I wanted to believe that. “You actually sound kind of convinced this time.”
“I am,” he said, hugging me close, trapping me safe between his solid chest and the steel of the vault. “We’re doing this. You and me.”
The air grew chilly. I pressed my forehead against Ellis’s upper chest and we braced ourselves.
“You can do it!” Frankie shouted like he was an Olympic coach. “Come on! You’ve been waiting for this your whole afterlife!”
“Urrrrrrgh!” Suds groaned. “I’m alive, I’m alive, I’m alive…!”
I slammed my eyes shut and gripped Ellis’s shirt in both hands, holding on tight.
Then, silence.
“Huh,” Frankie said, his voice echoing through the floor.
“Let me try it another way,” Suds said, sounding a little desperate. “I’m alive…and there’s money!”
I kept my head down and my eyes shut even though I didn’t see how they were ever going to be able to—boom!
The floor shook and I held on to Ellis as the explosion rang out against the metal walls of the vault. I pressed harder against his shoulder, choking on the dust.
“Did it work?” I stammered, daring to look.
As the air cleared, I saw Frankie’s head pop out of the middle of a hole in the floor.
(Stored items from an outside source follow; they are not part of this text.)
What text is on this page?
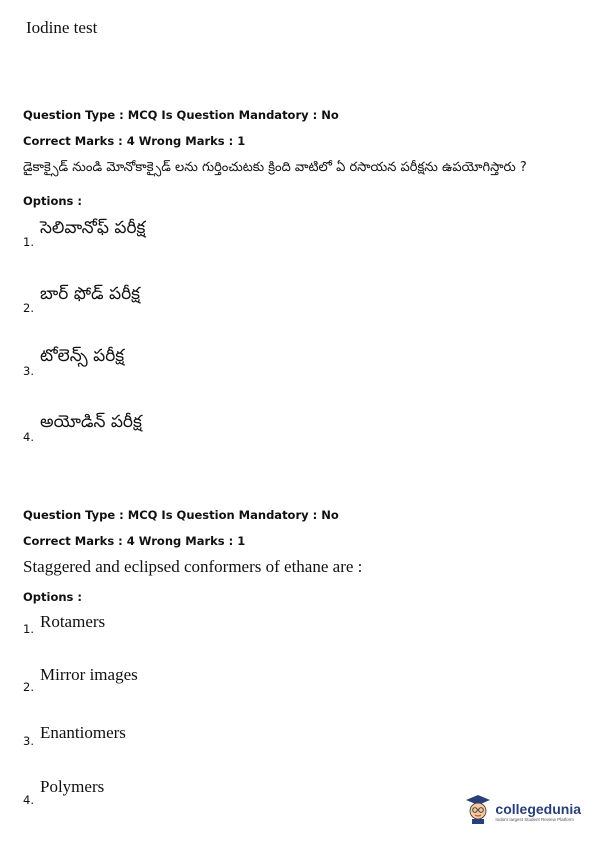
Iodine test
Question Type : MCQ Is Question Mandatory : No
Correct Marks : 4 Wrong Marks : 1
డైకాక్సైడ్ నుండి మోనోకాక్సైడ్ లను గుర్తించుటకు క్రింది వాటిలో ఏ రసాయన పరీక్షను ఉపయోగిస్తారు ?
Options :
1.
సెలివానోఫ్ పరీక్ష
2.
బార్ ఫోడ్ పరీక్ష
3.
టోలెన్స్ పరీక్ష
4.
అయోడిన్ పరీక్ష
Question Type : MCQ Is Question Mandatory : No
Correct Marks : 4 Wrong Marks : 1
Staggered and eclipsed conformers of ethane are :
Options :
1. Rotamers
2.
Mirror images
3. Enantiomers
4.
Polymers
collegedunia
India's largest Student Review Platform
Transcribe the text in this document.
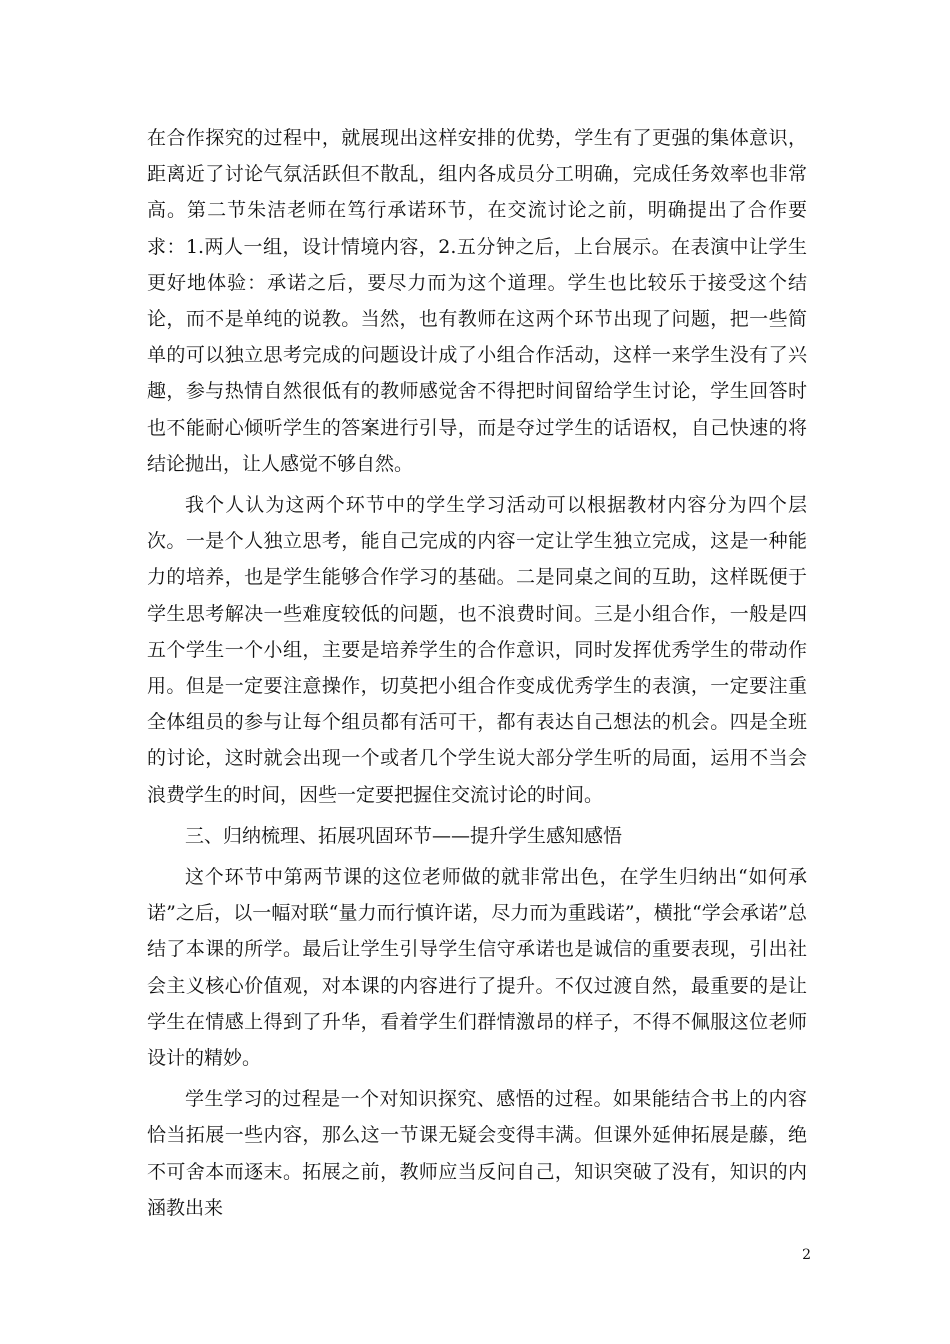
在合作探究的过程中，就展现出这样安排的优势，学生有了更强的集体意识，距离近了讨论气氛活跃但不散乱，组内各成员分工明确，完成任务效率也非常高。第二节朱洁老师在笃行承诺环节，在交流讨论之前，明确提出了合作要求：1.两人一组，设计情境内容，2.五分钟之后，上台展示。在表演中让学生更好地体验：承诺之后，要尽力而为这个道理。学生也比较乐于接受这个结论，而不是单纯的说教。当然，也有教师在这两个环节出现了问题，把一些简单的可以独立思考完成的问题设计成了小组合作活动，这样一来学生没有了兴趣，参与热情自然很低有的教师感觉舍不得把时间留给学生讨论，学生回答时也不能耐心倾听学生的答案进行引导，而是夺过学生的话语权，自己快速的将结论抛出，让人感觉不够自然。

我个人认为这两个环节中的学生学习活动可以根据教材内容分为四个层次。一是个人独立思考，能自己完成的内容一定让学生独立完成，这是一种能力的培养，也是学生能够合作学习的基础。二是同桌之间的互助，这样既便于学生思考解决一些难度较低的问题，也不浪费时间。三是小组合作，一般是四五个学生一个小组，主要是培养学生的合作意识，同时发挥优秀学生的带动作用。但是一定要注意操作，切莫把小组合作变成优秀学生的表演，一定要注重全体组员的参与让每个组员都有活可干，都有表达自己想法的机会。四是全班的讨论，这时就会出现一个或者几个学生说大部分学生听的局面，运用不当会浪费学生的时间，因些一定要把握住交流讨论的时间。

三、归纳梳理、拓展巩固环节——提升学生感知感悟

这个环节中第两节课的这位老师做的就非常出色，在学生归纳出“如何承诺”之后，以一幅对联“量力而行慎许诺，尽力而为重践诺”，横批“学会承诺”总结了本课的所学。最后让学生引导学生信守承诺也是诚信的重要表现，引出社会主义核心价值观，对本课的内容进行了提升。不仅过渡自然，最重要的是让学生在情感上得到了升华，看着学生们群情激昂的样子，不得不佩服这位老师设计的精妙。

学生学习的过程是一个对知识探究、感悟的过程。如果能结合书上的内容恰当拓展一些内容，那么这一节课无疑会变得丰满。但课外延伸拓展是藤，绝不可舍本而逐末。拓展之前，教师应当反问自己，知识突破了没有，知识的内涵教出来

2
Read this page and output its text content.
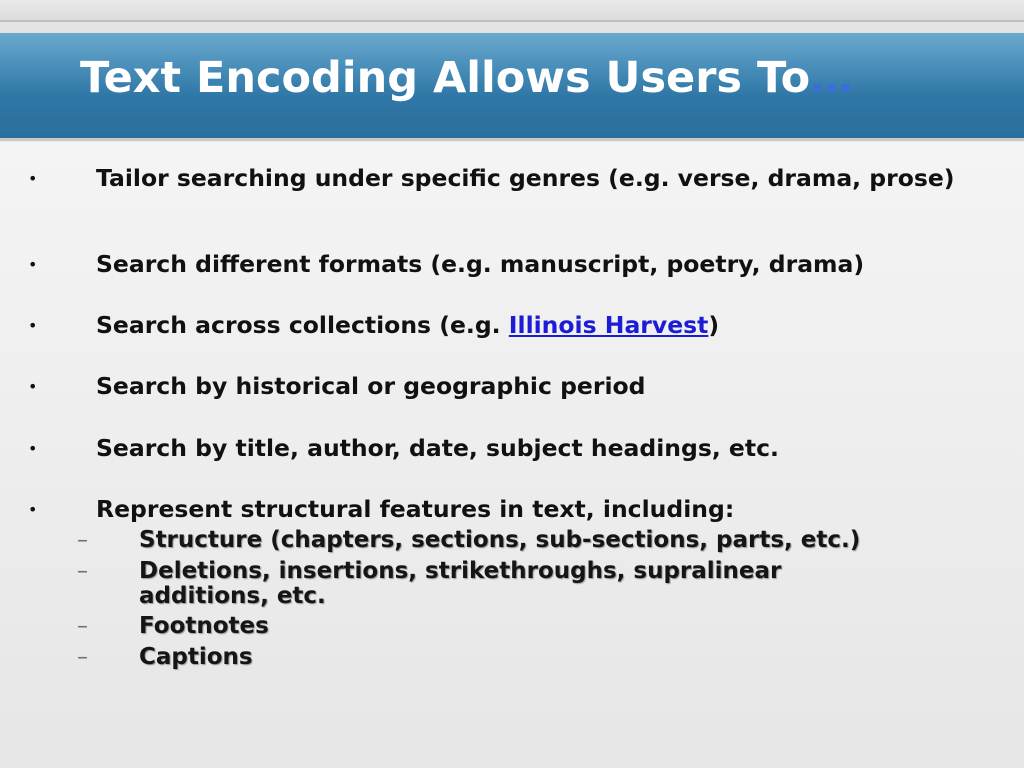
Text Encoding Allows Users To…
• Tailor searching under specific genres (e.g. verse, drama, prose)
• Search different formats (e.g. manuscript, poetry, drama)
• Search across collections (e.g. Illinois Harvest)
• Search by historical or geographic period
• Search by title, author, date, subject headings, etc.
• Represent structural features in text, including:
– Structure (chapters, sections, sub-sections, parts, etc.)
– Deletions, insertions, strikethroughs, supralinear additions, etc.
– Footnotes
– Captions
Just his head. Everything below the shoulders had gone missing, but he didn’t care. He grinned like a gangster who just broke into the vault at the First Sugarland Bank. “That was fantastic!”
Suds shot up out of the hole past him. He looked like a kid on Christmas morning. Tears filled his eyes as he threw his hands up in the air. “At last!”